Up in the archway, an older man who might have been the mummy’s father or husband stepped forward and laid a hand on her shoulder.
Below, Ruso was still some distance from the front. “Let me through! I’m a—”
“Piss off, mate. We were here first.” A man with a military bearing and a bad haircut moved to block Ruso’s progress.
“I need to get past!” Ruso craned over the enormous shoulder in front of him. Up in the archway, the red-striped slaves stepped forward and lifted the ladder. They tilted it over the edge of the railing so the young woman’s head hung above the street. The crowd gasped.
“I’m a doctor,” Ruso urged, trying to squeeze sideways around the man. “And I have to get to the front!”
A hand clamped onto his shoulder. “I’m a wrestler,” said a voice in his ear. “And no, you don’t.”
The murmur of the crowd grew louder. Above them, the patient was vertical, with her swathed head pointing toward the stone paving and the soles of her feet toward the sky.
“We have to stop this! Let me through!”
A voice said, “Let him through!” and someone else said, “You let him through!”
The young woman’s relatives were leaning forward to watch, the man gripping the railing, the woman with her hands pressed against her face.
Below, more slaves were shouting at the crowd to stay clear of the drop. Ruso found himself forced to shuffle backward. “Stop!” he yelled as loudly as he could, writhing free and fighting to clamber onto the shoulders around him. He managed, “Don’t do it! You could kill her!” before he was dragged down into the heaving, airless pre
ss of bodies.
Struggling to get back on his feet, the noise of the crowd above him coalesced into a roar of “Go! Go! Go!”
He managed to get his head up in time to see the ladder shoot down the side of the building. It jerked to a shuddering halt a few feet from the ground. A scream rang out into the sudden silence. Then one of the slaves in the street reached up and briefly drew back the white cloth from the patient’s face. He shouted something up to the waiting group in the archway.
The master embraced the patient’s family. Cheering and applause broke out in the street, and the crowd surged forward again, pushing and shoving to get a better look. Everyone except the slaves now gathering up the loose rope had vanished from the arch: The others must be scurrying down the stone steps.
Ruso finally managed to catch a glimpse of the patient through the excited crowd. To his amazement, she was neither in a state of collapse nor in obvious agony. Instead she was massaging the back of her neck with both hands and smiling, while her parents embraced her—from either side, so as not to spoil the spectators’ view—and led her forward. The girl broke away from them and removed her stole to reveal the perfect alignment of her shoulders. Then she delighted both parents and crowd with an impromptu twirl before rejoining her family to walk away.
“It’s a miracle!” declared someone nearby.
“It’s a trick,” Ruso told him, convinced that the slaves must have put extra padding on a healthy girl beneath the mummy wrapping. “The only miracle is that she can still walk.”
“Eh? So the straight back, that’s a trick too, is it?”
“Did you know her before? Did anybody?”
“We all saw what she was like,” insisted the believer.

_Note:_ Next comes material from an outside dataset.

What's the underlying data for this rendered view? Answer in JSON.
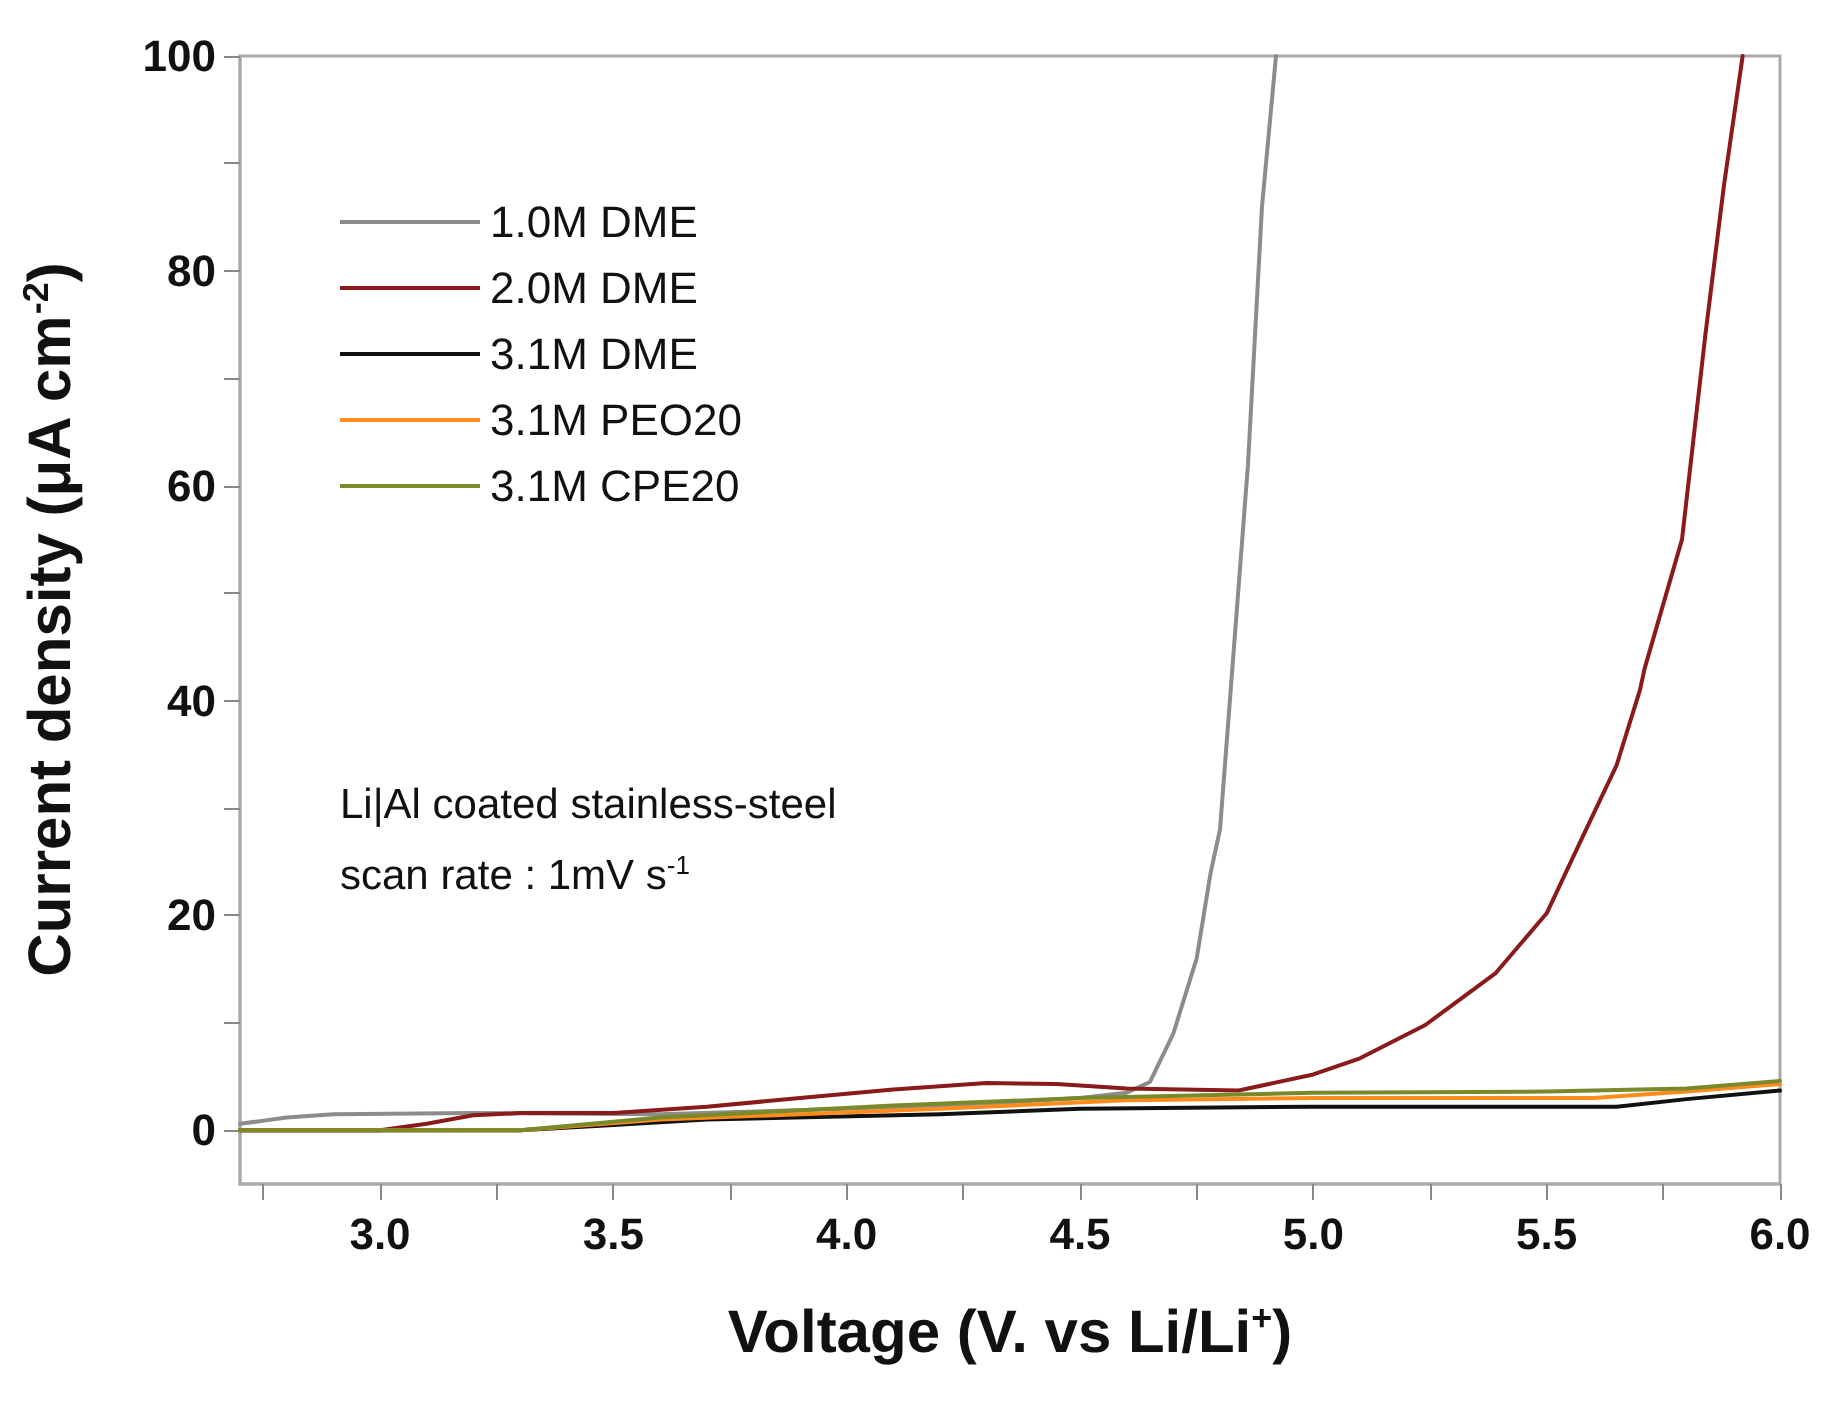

“It’s a trick!” Ruso called, louder.
“My friends!”
Everyone turned. The man draped in red had somehow managed to get across to the sun god. The youths had vanished, and he had been hoisted up onto the plinth in their place. “Many of you think you just saw a miracle.” He waited for the cheering to die down before continuing. “And some, like our friend here, will say you saw a trick.” He lowered his voice. “Let me tell you this. You saw neither.” He let the suspense build for a moment, then continued. “What you saw here, friends, in front of a thousand witnesses, was a cure. A cure that other doctors said was impossible, and why?”